= Community Therapeutic Care =

Community Therapeutic Care is a new approach to dealing with acute malnutrition.

Community-based Therapeutic Care (CTC) was developed to improve the coverage and impact of selective feeding programs for the treatment of malnutrition. Its central innovation is to provide therapeutic feeding in the home.

Before the development of CTC, the traditional way of treating malnutrition was through therapeutic feeding centers: large centers where patients are admitted for an average of 30 days. Carers of malnourished children often have to travel long distances to access these centers, many having to leave the rest of their children at home for three weeks or longer. Research by Steve Collins and others highlighted the need for at-home solutions.

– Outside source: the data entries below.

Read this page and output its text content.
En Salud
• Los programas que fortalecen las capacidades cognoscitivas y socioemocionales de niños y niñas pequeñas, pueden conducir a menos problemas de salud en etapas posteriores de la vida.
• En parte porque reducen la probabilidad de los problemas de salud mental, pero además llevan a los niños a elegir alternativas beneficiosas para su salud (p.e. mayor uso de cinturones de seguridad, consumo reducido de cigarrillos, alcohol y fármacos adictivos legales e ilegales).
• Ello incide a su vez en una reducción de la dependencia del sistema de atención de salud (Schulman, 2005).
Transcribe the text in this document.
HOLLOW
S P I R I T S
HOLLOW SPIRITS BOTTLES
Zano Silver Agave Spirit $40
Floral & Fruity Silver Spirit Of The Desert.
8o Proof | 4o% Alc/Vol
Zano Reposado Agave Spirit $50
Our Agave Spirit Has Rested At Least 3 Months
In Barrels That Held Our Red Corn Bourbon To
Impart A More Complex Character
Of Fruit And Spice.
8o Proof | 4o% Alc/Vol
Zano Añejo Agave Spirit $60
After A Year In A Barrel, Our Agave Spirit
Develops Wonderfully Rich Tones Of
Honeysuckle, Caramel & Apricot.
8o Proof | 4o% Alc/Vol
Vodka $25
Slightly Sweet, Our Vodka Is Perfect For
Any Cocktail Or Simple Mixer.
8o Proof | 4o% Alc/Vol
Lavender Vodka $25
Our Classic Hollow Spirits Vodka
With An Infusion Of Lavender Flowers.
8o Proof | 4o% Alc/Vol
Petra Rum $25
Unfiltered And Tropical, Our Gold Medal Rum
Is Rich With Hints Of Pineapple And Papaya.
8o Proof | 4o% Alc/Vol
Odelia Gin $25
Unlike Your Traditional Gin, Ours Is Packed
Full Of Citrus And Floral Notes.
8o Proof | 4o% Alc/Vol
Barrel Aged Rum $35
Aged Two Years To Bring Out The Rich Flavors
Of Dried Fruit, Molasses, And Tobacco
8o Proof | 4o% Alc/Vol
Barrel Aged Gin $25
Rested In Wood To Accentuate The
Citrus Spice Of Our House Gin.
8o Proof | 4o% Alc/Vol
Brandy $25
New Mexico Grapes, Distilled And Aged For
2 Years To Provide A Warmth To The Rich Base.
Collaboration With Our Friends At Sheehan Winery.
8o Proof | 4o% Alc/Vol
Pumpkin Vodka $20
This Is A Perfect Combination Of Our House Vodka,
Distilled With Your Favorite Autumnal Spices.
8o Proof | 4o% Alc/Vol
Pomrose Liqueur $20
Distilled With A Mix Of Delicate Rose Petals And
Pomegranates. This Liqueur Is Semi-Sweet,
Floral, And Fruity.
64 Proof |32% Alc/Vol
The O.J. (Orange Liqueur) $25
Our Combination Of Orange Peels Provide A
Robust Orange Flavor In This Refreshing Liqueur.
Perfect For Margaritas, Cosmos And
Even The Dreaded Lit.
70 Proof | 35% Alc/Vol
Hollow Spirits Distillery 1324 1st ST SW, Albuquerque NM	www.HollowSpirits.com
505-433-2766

Until recently, therapeutic feeding centers, that require long inpatient stays, have been the only accepted mode of treatment for severe acute malnutrition. CTC programmes treat the majority of these cases at home and aim to restrict inpatient care to only those suffering from acute malnutrition with medical complications. They use decentralised networks of outpatient treatment sites to provide a take-home food ration known as Ready-to-Use Therapeutic Food (RUTF) along with routine medicines.

By providing easy access and reducing the opportunity costs associated with enrollment in a therapeutic feeding programme, the CTC model increases the coverage and impact of humanitarian feeding interventions.

During the early years, the focus of CTC was on developing and demonstrating a model that can achieve rapid and widespread impact on the mortality and morbidity of children under five in emergency situations. Data from CTC programmes demonstrate that CTC can achieve very high coverage and excellent recovery rates. CTC has gained widespread acceptance in the humanitarian sector and is now the preferred model for selective feeding in emergency contexts.